Canada : une marche pour les “soeurs volées”

Sarah Thomas, issue de la tribu Splatsin et de la Nation Shuswap, participait le 14 février 2020 à Vancouver, au Canada, à la Marche en mémoire des femmes disparues et assassinées. © The Canadian Press / Darryl Dyck

Des centaines de personnes, parmi lesquelles Sarah Thomas (voir photo ci-dessus), issue de la tribu Splatsin et de la Nation Shuswap, se sont rassemblées ce 14 février 2020 à Vancouver, au Canada, pour la Marche en mémoire des femmes disparues et assassinées. Cette journée de commémoration, qui a lieu chaque année à la Saint-Valentin, se penche plus particulièrement sur le sort des femmes autochtones dans le pays.

“On nous a tellement retiré de choses. On nous a retiré nos familles, notre identité et même nos terres”, a expliqué à Radio Canada pendant la manifestation Carol Martin, qui milite de longue date pour la reconnaissance des femmes et des jeunes filles autochtones assassinées. La marche, organisée par les femmes pour les femmes, s’arrête aux endroits où les disparues ont été vues pour la dernière fois avant d’être tuées. Elle est suivie par le son des tambours et les chants traditionnels des différents groupes autochtones de la région, que l’on appelle les “Premières Nations”.

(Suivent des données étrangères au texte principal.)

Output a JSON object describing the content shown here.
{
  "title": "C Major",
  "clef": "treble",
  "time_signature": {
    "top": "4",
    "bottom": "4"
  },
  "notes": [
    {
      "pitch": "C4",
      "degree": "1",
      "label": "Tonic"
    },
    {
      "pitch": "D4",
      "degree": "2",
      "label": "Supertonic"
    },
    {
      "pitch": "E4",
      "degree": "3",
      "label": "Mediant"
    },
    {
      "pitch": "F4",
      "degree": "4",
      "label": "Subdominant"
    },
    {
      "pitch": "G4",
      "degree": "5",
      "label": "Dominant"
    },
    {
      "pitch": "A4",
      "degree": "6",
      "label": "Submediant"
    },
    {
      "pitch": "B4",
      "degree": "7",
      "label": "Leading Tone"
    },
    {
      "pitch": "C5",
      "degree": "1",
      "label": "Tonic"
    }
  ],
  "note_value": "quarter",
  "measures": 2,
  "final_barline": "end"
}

Entre 1980 et 2012, selon les chiffres de la gendarmerie royale du Canada, 1.181 cas de meurtres et de disparitions d’Amérindiennes ont été déclarés. Un chiffre relevé par le site français Slate le 20 juin 2019, qui titre sur l’indifférence générale que suscitent ces disparitions. Quelques semaines plus tôt, le 3 juin 2019, le rapport d’une commission d’enquête canadienne sur ces disparitions, intitulé Réclamer notre pouvoir et notre place, était rendu public. On pouvait y lire que les femmes autochtones sont 12 fois plus susceptibles d’être assassinées ou portées disparues que toute autre femme au Canada, et 16 fois plus que les femmes blanches. “Il est impossible d’en parler sans aborder le contexte colonialiste dans lequel les femmes ont vécu et continuent de vivre. […] C’est comme si l’État se donnait le pouvoir d’accorder une valeur moindre à la vie de ces femmes qui sont à l’intersection de plein de systèmes d’oppression : le colonialisme, le patriarcat, le capitalisme…”, a précisé à Slate Catherine Flynn, professeure associée à l’Université du Québec à Rimouski qui a travaillé sur les violences spécifiques faites à ces femmes.

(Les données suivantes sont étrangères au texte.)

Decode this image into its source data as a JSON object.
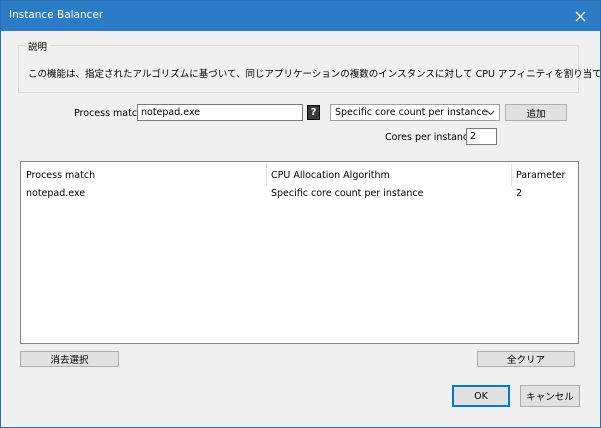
{
  "window": {
    "title": "Instance Balancer"
  },
  "description_group": {
    "title": "説明",
    "text": "この機能は、指定されたアルゴリズムに基づいて、同じアプリケーションの複数のインスタンスに対して CPU アフィニティを割り当てます。"
  },
  "form": {
    "process_match_label": "Process match:",
    "process_match_value": "notepad.exe",
    "help_label": "?",
    "algorithm_selected": "Specific core count per instance",
    "add_label": "追加",
    "cores_label": "Cores per instance:",
    "cores_value": "2"
  },
  "table": {
    "columns": [
      "Process match",
      "CPU Allocation Algorithm",
      "Parameter"
    ],
    "rows": [
      [
        "notepad.exe",
        "Specific core count per instance",
        "2"
      ]
    ]
  },
  "buttons": {
    "remove_selected": "消去選択",
    "clear_all": "全クリア",
    "ok": "OK",
    "cancel": "キャンセル"
  },
  "icons": {
    "close": "close-icon",
    "dropdown": "chevron-down-icon",
    "help": "help-icon"
  },
  "colors": {
    "titlebar": "#2b7bc6",
    "accent": "#0078d7"
  }
}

Un rapport d’Amnesty International, publié en 2004 et appelé Sœurs volées, analyse les biais racistes et sexistes des forces de police qui bâclent les enquêtes sur ces violences. Cela a notamment été le cas dans l’affaire de Helen Betty Osborne, une étudiante de 19 ans enlevée, violée et tuée par quatre hommes blancs en 1971. Il a fallu plus de 15 ans pour qu’un seul de ces agresseurs se retrouve face à la Justice. (C.W.)